3 Artists, Many Stories – The 39th Annual Wind Challenge Art Exhibition
By A.M. Weaver
September 28, 2016
Now in its 39th year, Fleisher Art Memorial's Wind Challenge exhibition series is still going strong. A.M. Weaver reviews this year's offerings. – Artblog Editor
The works of emerging/mid career artists Amber Johnston, Brian Richmond, and Michelle Marcuse in the current Wind Challenge Exhibition at the Fleisher Art Memorial represent a small sampling by these notable Philadelphia artists. But a sense of their chosen direction is evident. This may not be the strongest Challenge show ever, taking into consideration it is the 39th year, but there is much fodder for discussion and at the opening the air was buzzing with questions and commentary about these three distinct personal narratives.
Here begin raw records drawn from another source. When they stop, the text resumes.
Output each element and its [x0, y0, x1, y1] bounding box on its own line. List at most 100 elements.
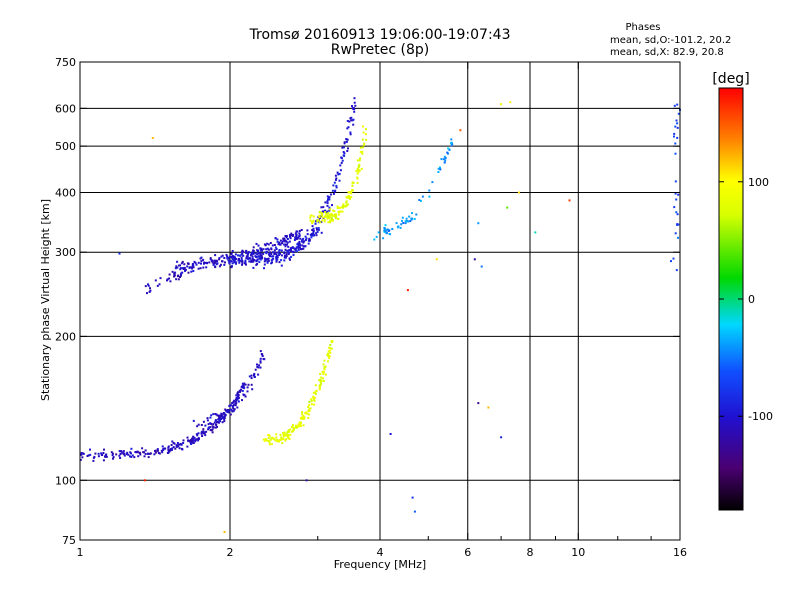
echo-point	[277, 251, 280, 254]
echo-point	[673, 135, 675, 138]
echo-point	[183, 266, 186, 269]
echo-point	[253, 258, 256, 261]
echo-point	[323, 219, 326, 221]
echo-point	[302, 424, 305, 427]
echo-point	[675, 198, 678, 201]
echo-point	[200, 424, 203, 426]
echo-point	[409, 220, 412, 223]
echo-point	[171, 447, 174, 450]
echo-point	[286, 250, 289, 253]
colorbar-ticks: 100 0 -100	[719, 176, 773, 423]
echo-point	[119, 457, 122, 459]
echo-point	[254, 255, 257, 258]
echo-point	[323, 368, 326, 371]
echo-point	[214, 261, 217, 264]
echo-point	[310, 234, 313, 237]
echo-point	[357, 171, 360, 174]
echo-point	[314, 222, 317, 225]
echo-point	[437, 171, 440, 173]
echo-point	[213, 421, 216, 424]
echo-point	[245, 263, 247, 266]
echo-point	[251, 251, 253, 254]
echo-point	[225, 253, 228, 256]
echo-point	[266, 261, 269, 264]
y-tick-label: 200	[55, 330, 76, 343]
echo-point	[324, 373, 327, 376]
echo-point	[213, 259, 216, 262]
echo-point	[281, 240, 284, 243]
echo-point	[350, 192, 352, 195]
y-tick-label: 400	[55, 186, 76, 199]
echo-point	[361, 150, 364, 153]
echo-point	[302, 237, 305, 240]
echo-point	[290, 232, 293, 235]
echo-point	[307, 405, 310, 408]
echo-point	[304, 245, 307, 248]
echo-point	[281, 437, 284, 440]
echo-point	[322, 380, 325, 383]
echo-point	[202, 266, 205, 269]
echo-point	[269, 242, 272, 244]
echo-point	[352, 123, 355, 126]
echo-point	[329, 221, 332, 224]
echo-point	[439, 168, 442, 171]
echo-point	[355, 169, 358, 172]
echo-point	[118, 450, 121, 452]
echo-point	[335, 184, 338, 187]
y-tick-label: 500	[55, 140, 76, 153]
echo-point	[174, 447, 177, 450]
echo-point	[188, 439, 191, 442]
echo-point	[209, 257, 212, 260]
echo-point	[256, 262, 259, 265]
echo-point	[197, 432, 200, 435]
echo-point	[310, 403, 313, 406]
echo-point	[217, 414, 220, 417]
echo-point	[306, 229, 309, 232]
echo-point	[328, 347, 331, 350]
echo-point	[158, 452, 161, 455]
echo-point	[173, 272, 176, 275]
echo-point	[299, 425, 302, 428]
echo-point	[356, 172, 359, 175]
echo-point	[312, 232, 315, 235]
echo-point	[670, 260, 672, 263]
echo-point	[290, 430, 293, 433]
echo-point	[389, 433, 392, 435]
echo-point	[318, 388, 321, 391]
echo-point	[234, 404, 237, 407]
echo-point	[244, 383, 247, 386]
echo-point	[674, 180, 677, 183]
echo-point	[328, 349, 331, 352]
echo-point	[216, 262, 219, 265]
echo-point	[168, 277, 171, 280]
echo-point	[297, 247, 300, 250]
echo-point	[137, 455, 140, 458]
echo-point	[178, 447, 181, 450]
echo-point	[112, 456, 115, 459]
echo-point	[176, 266, 179, 269]
echo-point	[305, 237, 308, 240]
echo-point	[82, 452, 85, 455]
echo-point	[280, 436, 283, 439]
echo-point	[387, 230, 390, 232]
echo-point	[240, 388, 242, 391]
echo-point	[282, 237, 285, 240]
echo-point	[212, 426, 215, 429]
echo-point	[415, 213, 418, 216]
echo-point	[131, 454, 134, 457]
echo-point	[437, 167, 440, 170]
echo-point	[320, 220, 323, 223]
echo-point	[176, 444, 179, 447]
echo-point	[676, 122, 679, 125]
echo-point	[200, 256, 203, 259]
echo-point	[350, 196, 353, 199]
echo-point	[487, 406, 490, 409]
echo-point	[246, 390, 249, 393]
echo-point	[245, 252, 248, 254]
echo-point	[296, 237, 299, 240]
echo-point	[278, 241, 281, 244]
echo-point	[197, 261, 200, 264]
echo-point	[223, 416, 226, 419]
echo-point	[301, 244, 304, 247]
echo-point	[191, 437, 194, 440]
Found objects, childhood memories
Having found her voice as a sculptor–after many years of working in encaustic painting–Michelle Marcuse builds on a modernist paradigm of the found object, while hedging on global issues of repurposing and recycling materials. In her case, she makes use of discarded cardboard.
The artist revealed during her artist talk at the exhibit’s opening reception that her early childhood memories were source material for the drawings and three sculptures on display. The structures, seen in the round and suspended on the wall made exclusively of cardboard, are crudely constructed, alluding to the source of her inspiration–Johannesburg shantytowns. The artist intimated that as a child she felt like a voyeur into a world she did not completely understand. Now, the images of these towns loom large in Marcuse’s psyche and represent the inequity of existence in apartheid South Africa that separated whites, blacks, and coloreds. After a gestation period of decades, Marcuse in her past and current work traverses psychoanalytic landscapes of dreams and memories.
As a mature artist, Marcuse plays with formal elements of composition; however, she seems to invite close scrutiny of the rough-hewn quality of the construction, even emphasizing that aspect. On viewing Marcuse’s “Signs of Compromise” (2016), these two art world masterworks come to mind: Duchamp’s “The Bride Stripped Bare by Her Bachelors, Even” (1915-1923) and Vladimir Tatlin’s tower, “Monument to the Third International” (1920). To say Marcuse’s work hearkens back to another era is not a bad thing–after all, these are titans in the annals of art history. She has found a material that transcends its humble origin in an attempt to create works that are substantial and nuanced and that move toward the monumental. Marcuse is definitely onto something that greatly expands her visual vocabulary!
A great experiment, the Samuel Fleisher Art Memorial has for 118 years promoted making art accessible for all regardless of class, economic means, or artistic acumen. The Wind Challenge Exhibition, in its 39th year, is off to a grand start with the current iteration of the administration under the leadership of Elizabeth Grimaldi. However, let’s not forget the innumerable artists who have graced the walls of the Fleisher Art Memorial, from Bo Bartlett to Virgil Marti, who have continued to make exceptional art. Johnston, Richmond, and Marcuse join an illustrious group of artists who have contributed to Philadelphia’s cultural history.